Welsh poet, educationalist, and colliery official

Jonathan Rees (21 August 1841 – 13 June 1905) was a Welsh poet, educationalist, and colliery official who wrote under the pen name Nathan Wyn. He was a prominent figure in Welsh literary circles and a successful competitor at the National Eisteddfod during the late 19th and early 20th centuries.

== Early life and career ==

Rees was born on 21 August 1841 in Puncheston, Pembrokeshire, the son of James and Eunice Rees. He was the brother of Evan Rees (Dyfed). When he was nine years old, his family moved to Aberdare, and later relocated to Ystrad in 1877.

Rees worked as a colliery official at Bodringallt for the remainder of his working life. He was also active in education, serving on the Rhondda School Board for many years.

== Literary career ==

Rees achieved recognition as a poet from a young age and became a highly successful competitor at the National Eisteddfod, winning prizes across various poetic metres during the final thirty years of his life. His most notable achievement came at the Liverpool National Eisteddfod in 1900, where he was awarded six prizes in different competitions.
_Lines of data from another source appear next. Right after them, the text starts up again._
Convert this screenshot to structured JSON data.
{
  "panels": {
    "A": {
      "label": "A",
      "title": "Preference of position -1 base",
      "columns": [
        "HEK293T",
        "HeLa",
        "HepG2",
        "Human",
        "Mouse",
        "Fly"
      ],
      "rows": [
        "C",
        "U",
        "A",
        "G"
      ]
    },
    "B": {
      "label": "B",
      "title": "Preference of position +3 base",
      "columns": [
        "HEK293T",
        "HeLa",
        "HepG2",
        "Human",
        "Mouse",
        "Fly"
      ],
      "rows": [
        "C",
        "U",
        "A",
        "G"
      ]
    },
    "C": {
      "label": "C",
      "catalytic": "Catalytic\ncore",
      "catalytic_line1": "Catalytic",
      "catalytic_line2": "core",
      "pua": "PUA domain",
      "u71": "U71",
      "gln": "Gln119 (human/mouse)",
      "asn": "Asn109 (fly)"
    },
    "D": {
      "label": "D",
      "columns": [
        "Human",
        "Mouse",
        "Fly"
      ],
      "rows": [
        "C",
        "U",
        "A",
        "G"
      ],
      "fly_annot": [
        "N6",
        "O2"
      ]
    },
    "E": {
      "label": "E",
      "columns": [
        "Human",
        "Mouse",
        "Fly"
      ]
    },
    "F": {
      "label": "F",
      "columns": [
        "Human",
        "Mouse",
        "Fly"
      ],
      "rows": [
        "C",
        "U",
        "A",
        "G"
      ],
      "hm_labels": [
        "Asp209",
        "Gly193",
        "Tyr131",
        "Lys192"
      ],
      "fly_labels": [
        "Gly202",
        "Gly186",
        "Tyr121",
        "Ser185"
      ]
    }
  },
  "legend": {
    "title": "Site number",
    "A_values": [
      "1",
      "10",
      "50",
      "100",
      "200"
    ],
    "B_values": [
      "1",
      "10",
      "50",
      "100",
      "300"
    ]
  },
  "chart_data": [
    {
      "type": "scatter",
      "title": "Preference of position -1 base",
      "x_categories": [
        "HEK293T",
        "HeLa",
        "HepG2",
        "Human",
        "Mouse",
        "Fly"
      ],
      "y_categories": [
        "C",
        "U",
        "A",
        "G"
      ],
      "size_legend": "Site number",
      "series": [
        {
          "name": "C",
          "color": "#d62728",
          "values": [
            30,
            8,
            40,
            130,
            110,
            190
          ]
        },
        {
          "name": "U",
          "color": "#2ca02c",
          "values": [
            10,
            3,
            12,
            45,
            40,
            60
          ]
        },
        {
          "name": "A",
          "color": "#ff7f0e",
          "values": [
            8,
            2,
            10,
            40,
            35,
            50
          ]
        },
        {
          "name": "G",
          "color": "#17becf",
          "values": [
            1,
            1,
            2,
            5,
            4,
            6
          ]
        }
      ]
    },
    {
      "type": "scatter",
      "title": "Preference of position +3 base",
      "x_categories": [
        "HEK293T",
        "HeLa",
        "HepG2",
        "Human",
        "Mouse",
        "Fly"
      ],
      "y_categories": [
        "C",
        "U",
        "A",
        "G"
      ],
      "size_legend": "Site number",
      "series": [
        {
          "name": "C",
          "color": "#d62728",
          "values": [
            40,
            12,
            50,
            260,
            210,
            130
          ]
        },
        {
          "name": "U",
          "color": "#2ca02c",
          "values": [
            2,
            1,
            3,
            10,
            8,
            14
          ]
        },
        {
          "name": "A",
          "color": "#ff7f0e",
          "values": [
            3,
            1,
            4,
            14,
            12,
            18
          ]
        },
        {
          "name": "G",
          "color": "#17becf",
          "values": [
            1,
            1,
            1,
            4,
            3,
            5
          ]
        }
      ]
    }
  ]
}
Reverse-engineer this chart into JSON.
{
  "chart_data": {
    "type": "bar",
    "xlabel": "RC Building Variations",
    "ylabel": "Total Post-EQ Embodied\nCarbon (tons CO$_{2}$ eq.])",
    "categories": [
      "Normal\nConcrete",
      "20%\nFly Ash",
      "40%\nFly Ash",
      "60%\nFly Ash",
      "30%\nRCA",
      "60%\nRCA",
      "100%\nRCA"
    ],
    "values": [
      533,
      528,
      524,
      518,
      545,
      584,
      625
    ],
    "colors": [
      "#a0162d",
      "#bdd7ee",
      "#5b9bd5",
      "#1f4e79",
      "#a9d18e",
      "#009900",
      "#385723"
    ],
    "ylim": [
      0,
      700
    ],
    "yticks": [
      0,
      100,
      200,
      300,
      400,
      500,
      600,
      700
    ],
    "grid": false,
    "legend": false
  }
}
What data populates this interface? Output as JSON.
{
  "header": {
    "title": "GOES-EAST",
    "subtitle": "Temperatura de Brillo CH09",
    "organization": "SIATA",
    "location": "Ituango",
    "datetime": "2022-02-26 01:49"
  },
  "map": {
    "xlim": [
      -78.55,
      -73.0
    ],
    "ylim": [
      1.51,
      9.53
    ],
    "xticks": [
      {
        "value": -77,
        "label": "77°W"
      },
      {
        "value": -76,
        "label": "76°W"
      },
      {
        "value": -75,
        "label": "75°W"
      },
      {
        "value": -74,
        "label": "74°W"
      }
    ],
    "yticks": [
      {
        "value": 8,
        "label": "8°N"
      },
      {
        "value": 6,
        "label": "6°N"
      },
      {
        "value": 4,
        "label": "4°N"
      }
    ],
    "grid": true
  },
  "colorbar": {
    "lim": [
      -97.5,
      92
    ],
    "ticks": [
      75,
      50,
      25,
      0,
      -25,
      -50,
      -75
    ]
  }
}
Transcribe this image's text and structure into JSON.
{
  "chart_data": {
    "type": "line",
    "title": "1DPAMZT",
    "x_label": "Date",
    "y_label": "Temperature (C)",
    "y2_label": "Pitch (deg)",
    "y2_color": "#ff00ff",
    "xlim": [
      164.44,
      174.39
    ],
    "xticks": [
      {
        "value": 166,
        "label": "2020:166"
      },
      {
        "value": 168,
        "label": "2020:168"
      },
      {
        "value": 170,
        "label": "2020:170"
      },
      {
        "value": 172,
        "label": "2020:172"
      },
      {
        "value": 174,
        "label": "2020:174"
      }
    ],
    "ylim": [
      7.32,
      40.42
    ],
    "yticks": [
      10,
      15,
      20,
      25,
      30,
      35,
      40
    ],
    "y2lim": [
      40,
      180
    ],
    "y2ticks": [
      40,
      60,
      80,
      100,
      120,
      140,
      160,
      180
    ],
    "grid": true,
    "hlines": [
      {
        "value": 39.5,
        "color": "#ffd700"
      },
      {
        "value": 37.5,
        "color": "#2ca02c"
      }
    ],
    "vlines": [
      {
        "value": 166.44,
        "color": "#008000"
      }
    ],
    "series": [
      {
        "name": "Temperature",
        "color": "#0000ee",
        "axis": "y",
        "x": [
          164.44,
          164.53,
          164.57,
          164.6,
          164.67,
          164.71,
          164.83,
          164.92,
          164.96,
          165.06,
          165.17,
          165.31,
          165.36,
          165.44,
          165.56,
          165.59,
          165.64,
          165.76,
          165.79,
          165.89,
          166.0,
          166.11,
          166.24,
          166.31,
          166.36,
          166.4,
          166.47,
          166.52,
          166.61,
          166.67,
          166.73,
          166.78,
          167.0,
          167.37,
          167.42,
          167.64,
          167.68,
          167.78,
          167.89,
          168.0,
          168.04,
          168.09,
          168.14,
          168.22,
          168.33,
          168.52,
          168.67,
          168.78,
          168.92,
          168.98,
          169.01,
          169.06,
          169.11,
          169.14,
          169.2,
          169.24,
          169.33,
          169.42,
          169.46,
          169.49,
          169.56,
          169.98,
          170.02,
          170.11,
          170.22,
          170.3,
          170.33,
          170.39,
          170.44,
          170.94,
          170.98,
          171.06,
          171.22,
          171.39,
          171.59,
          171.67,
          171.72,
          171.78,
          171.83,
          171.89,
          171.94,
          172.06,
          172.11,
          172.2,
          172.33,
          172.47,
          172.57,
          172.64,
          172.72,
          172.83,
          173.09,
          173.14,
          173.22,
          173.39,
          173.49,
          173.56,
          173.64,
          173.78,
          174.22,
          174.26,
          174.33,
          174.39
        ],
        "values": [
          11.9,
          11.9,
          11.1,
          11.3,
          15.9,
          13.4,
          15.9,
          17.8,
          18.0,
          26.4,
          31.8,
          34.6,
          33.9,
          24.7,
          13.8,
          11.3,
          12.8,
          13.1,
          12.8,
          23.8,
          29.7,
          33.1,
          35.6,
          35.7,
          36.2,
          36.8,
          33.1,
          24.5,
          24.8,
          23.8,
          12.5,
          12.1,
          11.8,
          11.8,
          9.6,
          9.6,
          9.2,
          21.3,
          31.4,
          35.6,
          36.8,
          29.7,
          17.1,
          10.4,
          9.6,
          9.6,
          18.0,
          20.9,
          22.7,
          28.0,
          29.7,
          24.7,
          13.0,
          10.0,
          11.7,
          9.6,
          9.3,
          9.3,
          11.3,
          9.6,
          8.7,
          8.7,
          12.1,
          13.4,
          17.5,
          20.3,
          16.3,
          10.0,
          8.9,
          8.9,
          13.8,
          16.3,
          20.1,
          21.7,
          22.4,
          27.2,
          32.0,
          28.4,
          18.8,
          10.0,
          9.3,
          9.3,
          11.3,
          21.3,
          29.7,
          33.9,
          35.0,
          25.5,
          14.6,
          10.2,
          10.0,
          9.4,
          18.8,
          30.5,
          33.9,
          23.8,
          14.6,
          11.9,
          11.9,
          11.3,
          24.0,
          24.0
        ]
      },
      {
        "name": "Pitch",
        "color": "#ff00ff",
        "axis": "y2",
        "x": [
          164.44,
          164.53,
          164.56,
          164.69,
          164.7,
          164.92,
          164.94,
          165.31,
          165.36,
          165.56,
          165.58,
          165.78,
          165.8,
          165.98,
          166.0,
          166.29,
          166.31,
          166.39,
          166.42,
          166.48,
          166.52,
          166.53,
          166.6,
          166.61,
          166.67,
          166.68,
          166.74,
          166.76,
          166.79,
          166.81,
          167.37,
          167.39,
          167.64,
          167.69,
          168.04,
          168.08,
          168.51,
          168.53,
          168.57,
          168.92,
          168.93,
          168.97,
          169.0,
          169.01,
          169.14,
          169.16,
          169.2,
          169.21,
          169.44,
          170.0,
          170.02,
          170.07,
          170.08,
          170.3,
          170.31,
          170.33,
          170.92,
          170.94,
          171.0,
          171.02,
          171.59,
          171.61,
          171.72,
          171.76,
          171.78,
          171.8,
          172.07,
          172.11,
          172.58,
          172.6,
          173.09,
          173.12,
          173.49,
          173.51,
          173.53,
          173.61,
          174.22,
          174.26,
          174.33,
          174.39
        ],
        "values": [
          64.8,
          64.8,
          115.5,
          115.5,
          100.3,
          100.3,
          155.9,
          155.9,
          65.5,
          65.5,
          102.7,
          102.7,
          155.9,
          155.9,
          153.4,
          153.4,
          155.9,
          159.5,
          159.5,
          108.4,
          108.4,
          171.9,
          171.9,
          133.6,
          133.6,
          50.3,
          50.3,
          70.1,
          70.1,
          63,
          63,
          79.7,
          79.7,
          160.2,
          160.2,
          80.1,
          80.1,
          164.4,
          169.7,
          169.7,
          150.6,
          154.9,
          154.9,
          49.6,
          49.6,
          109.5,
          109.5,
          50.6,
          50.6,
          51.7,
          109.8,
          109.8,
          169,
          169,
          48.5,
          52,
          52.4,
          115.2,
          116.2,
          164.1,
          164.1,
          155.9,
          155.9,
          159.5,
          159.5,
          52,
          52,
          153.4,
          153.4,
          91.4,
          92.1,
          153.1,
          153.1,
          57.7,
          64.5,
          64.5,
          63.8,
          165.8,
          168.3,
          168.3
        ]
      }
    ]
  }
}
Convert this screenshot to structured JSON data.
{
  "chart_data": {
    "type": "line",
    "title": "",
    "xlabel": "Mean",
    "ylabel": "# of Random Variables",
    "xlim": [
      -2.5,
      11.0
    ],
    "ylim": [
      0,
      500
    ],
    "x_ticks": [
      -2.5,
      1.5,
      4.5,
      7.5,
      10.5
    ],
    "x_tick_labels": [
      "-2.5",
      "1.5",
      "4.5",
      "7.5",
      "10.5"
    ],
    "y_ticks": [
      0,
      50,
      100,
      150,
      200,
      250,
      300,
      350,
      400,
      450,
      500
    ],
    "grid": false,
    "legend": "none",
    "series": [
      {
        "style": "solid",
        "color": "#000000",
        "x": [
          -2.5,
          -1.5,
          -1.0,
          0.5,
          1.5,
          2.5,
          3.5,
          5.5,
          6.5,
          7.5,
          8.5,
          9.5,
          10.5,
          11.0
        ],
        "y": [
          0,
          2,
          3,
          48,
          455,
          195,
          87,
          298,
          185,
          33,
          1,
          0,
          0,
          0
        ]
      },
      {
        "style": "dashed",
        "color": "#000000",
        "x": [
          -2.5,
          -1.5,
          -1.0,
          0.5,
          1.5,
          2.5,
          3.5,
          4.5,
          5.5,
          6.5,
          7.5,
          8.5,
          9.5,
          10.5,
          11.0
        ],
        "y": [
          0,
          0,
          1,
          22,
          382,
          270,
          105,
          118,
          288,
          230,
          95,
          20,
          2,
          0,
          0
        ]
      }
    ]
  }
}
Rees published two collections of poetry Caniadau Nathan Wyn and Munudau Hamddenol. Many of his poems and essays were published in Welsh periodicals including Y Gwladgarwr, Y Geninen, and Cymru (O.M.E.).

== Death ==

Jonathan Rees died on 13 June 1905. His death was noted in the Welsh press, with Tarian Y Gweithiwr publishing an obituary tribute on 29 June 1905 that praised his poetic work and character. The tribute, written under the pen name "Y Dr YW" from Tylorstown, commemorated him as a "dedicated poet whose bardic work would be long remembered."